La disparition programmée des droits d’auteur dans certaines professions suscite de vives réactions. A raison?
On le sait, le ministre des Finances Vincent Van Peteghem (CD&V) a décidé de s’attaquer au régime fiscalement avantageux des droits d’auteur dont bénéficient une série de professionnels créateurs de contenu (artistes, journalistes, architectes, informaticiens, etc.). Et ce, au grand dam de plusieurs acteurs biens connus de la tech belge tels que le spécialiste du logiciel pour entreprise Odoo, dont le CEO et fondateur Fabien Pinckaers a lancé une pétition s’opposant au projet de réforme porté par le ministre.
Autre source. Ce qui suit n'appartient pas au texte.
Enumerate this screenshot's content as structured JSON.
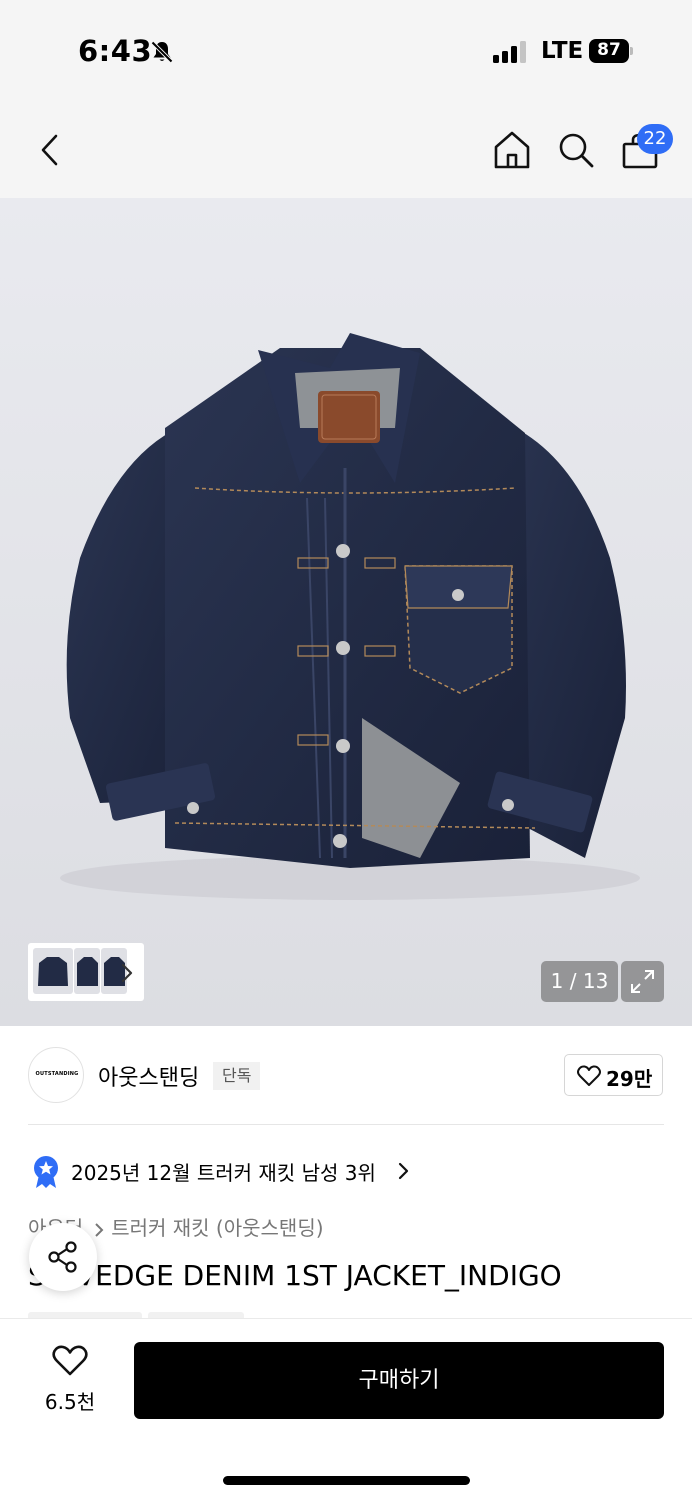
{
  "status_bar": {
    "time": "6:43",
    "network": "LTE",
    "battery": "87",
    "icons": [
      "bell-slash-icon",
      "signal-icon",
      "battery-icon"
    ]
  },
  "nav": {
    "icons": [
      "back-arrow-icon",
      "home-icon",
      "search-icon",
      "shopping-bag-icon"
    ],
    "cart_count": "22"
  },
  "gallery": {
    "page_indicator": "1 / 13",
    "icons": [
      "chevron-right-icon",
      "expand-icon"
    ]
  },
  "brand": {
    "logo_text": "OUTSTANDING",
    "name": "아웃스탠딩",
    "tag": "단독",
    "like_count": "29만"
  },
  "ranking": {
    "text": "2025년 12월 트러커 재킷 남성 3위"
  },
  "breadcrumb": {
    "category": "아우터",
    "subcategory": "트러커 재킷 (아웃스탠딩)"
  },
  "product": {
    "title": "SELVEDGE DENIM 1ST JACKET_INDIGO"
  },
  "bottom_bar": {
    "wish_count": "6.5천",
    "buy_label": "구매하기"
  },
  "colors": {
    "accent_badge": "#2f6df6",
    "buy_button": "#000000"
  }
}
La plupart des développeurs de logiciels qui travaillent en Belgique ont en effet la possibilité de déclarer une partie de leurs revenus en droits d’auteur taxés au taux distinct de 15% (avec un plafond de 64.070 euros indexés en 2022) tandis que la partie liée aux revenus professionnels est taxée au taux progressif à l’impôt des personnes physiques. Chez Odoo, 300 développeurs IT sont concernés par le régime des droits d’auteur. Si le projet devait être adopté dans sa forme actuelle, ils pourraient perdre en moyenne 300 euros de salaire net par mois.
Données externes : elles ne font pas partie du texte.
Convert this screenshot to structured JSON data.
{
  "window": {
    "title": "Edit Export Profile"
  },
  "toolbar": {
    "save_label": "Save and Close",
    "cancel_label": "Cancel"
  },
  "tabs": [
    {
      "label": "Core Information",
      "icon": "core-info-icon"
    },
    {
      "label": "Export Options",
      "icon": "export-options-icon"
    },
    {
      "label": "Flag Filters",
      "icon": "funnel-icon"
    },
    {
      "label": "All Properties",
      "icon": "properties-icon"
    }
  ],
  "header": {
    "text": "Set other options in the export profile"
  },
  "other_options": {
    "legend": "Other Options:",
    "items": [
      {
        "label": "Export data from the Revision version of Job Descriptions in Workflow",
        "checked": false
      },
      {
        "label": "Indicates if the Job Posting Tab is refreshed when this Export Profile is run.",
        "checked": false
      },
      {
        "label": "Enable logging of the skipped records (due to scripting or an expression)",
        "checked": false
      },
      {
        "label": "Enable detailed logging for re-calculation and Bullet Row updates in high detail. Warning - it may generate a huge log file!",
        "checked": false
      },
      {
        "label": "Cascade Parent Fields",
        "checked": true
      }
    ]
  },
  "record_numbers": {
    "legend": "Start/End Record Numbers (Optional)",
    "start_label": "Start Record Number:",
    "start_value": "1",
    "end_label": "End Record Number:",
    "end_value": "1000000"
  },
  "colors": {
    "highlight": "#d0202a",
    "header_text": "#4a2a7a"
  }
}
Certes, “il y a autant de logique à profiter du talent d’un écrivain que des bienfaits d’une application mobile“, estime Pierre-François Coppens, conseiller fiscal et maître de conférences à l’UCLouvain (FUCaM). “Mais certains ont poussé le bouchon vraiment trop loin, ajoute-t-il. Le système a été dévoyé. Il n’est pas rare de voir certains consultants donner à des soi-disant droits d’auteur une importance exagérée par rapport à leur métier de base. Le régime a pour vocation de soutenir les auteurs de créations qui sont véritablement originales et pas celles qui se limitent à la publication de quelques articles ou commentaires sur les réseaux sociaux ou encore à présenter un document PowerPoint de quatre pages.”
Délocalisations
Vouloir remettre de l’ordre paraît donc normal. Pour ce faire, le gouvernement veut limiter la partie de la rémunération déclarée en droits d’auteur (à 50% de la rémunération totale pour l’exercice d’imposition 2024, 40% en 2025 et 30% en 2026 suivant l’avant-projet de loi) mais aussi exclure du régime tous ceux qui ne sont pas de vrais artistes (via des attestations à produire, une obligation de diffusion au public, etc.).
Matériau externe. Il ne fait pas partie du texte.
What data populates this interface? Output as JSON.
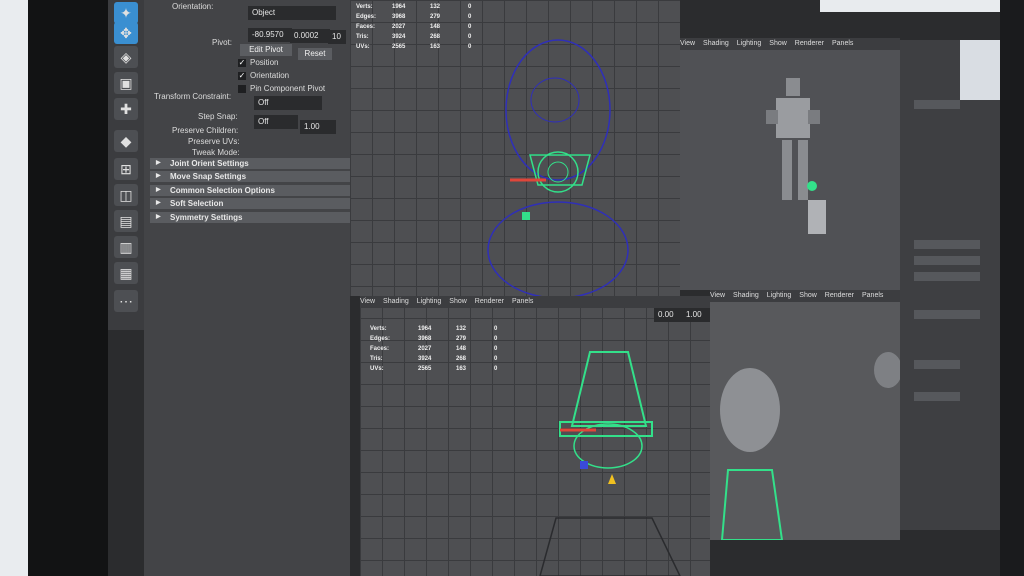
{
  "attribute_editor": {
    "orientation_label": "Orientation:",
    "orientation_value": "Object",
    "pivot_label": "Pivot:",
    "pivot_x": "-80.9570",
    "pivot_y": "0.0002",
    "pivot_z": "10",
    "edit_pivot_label": "Edit Pivot",
    "reset_label": "Reset",
    "position_label": "Position",
    "orientation_check_label": "Orientation",
    "pin_pivot_label": "Pin Component Pivot",
    "transform_constraint_label": "Transform Constraint:",
    "transform_constraint_value": "Off",
    "step_snap_label": "Step Snap:",
    "step_snap_value": "Off",
    "step_snap_amount": "1.00",
    "preserve_children_label": "Preserve Children:",
    "preserve_uvs_label": "Preserve UVs:",
    "tweak_mode_label": "Tweak Mode:",
    "sections": [
      "Joint Orient Settings",
      "Move Snap Settings",
      "Common Selection Options",
      "Soft Selection",
      "Symmetry Settings"
    ]
  },
  "viewport_menu": [
    "View",
    "Shading",
    "Lighting",
    "Show",
    "Renderer",
    "Panels"
  ],
  "hud": {
    "labels": [
      "Verts:",
      "Edges:",
      "Faces:",
      "Tris:",
      "UVs:"
    ],
    "col1": [
      "1964",
      "3968",
      "2027",
      "3924",
      "2565"
    ],
    "col2": [
      "132",
      "279",
      "148",
      "268",
      "163"
    ],
    "col3": [
      "0",
      "0",
      "0",
      "0",
      "0"
    ]
  },
  "viewport_values": {
    "exposure": "0.00",
    "gamma": "1.00"
  },
  "colors": {
    "accent": "#3a8fd1",
    "wire_blue": "#2f2fb8",
    "wire_green": "#33e08a",
    "manip_red": "#e0463a"
  }
}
Du coup, “pas mal de patrons de PME du secteur de l’IT sont inquiets, confirme Pierre-François Coppens. Pour toute une série de professions, les droits d’auteur sont en effet le package salarial naturel qui permet de compenser la forte pression fiscale sur revenus sur le travail“. Des délocalisations sont-elles à craindre, comme le prétendent d’aucuns? “Le risque est réel, observe Pierre-François Coppens. Il n’est pas très compliqué pour une PME du secteur informatique de déplacer son activité à l’étranger, au Luxembourg par exemple. Certains ont d’ailleurs déjà entrepris des démarches.”
Pourtant, “l’administration fiscale dispose de tous les outils pour lutter contre les abus”, ajoute Pierre-François Coppens. Pourquoi a-t-on alors laissé dévier le système? Changer la loi fiscale à chaque gouvernement devient une spécialité belge. Avec, comme résultat, toujours plus d’instabilité fiscale et une réforme mal ficelée. Car “dans l’état actuel du texte, tout le monde sera touché par la réforme mais personne ne sera content, et certainement pas les artistes qui vont y perdre beaucoup et qu’une période transitoire d’un an ne suffira pas à satisfaire!”, conclut le fiscaliste.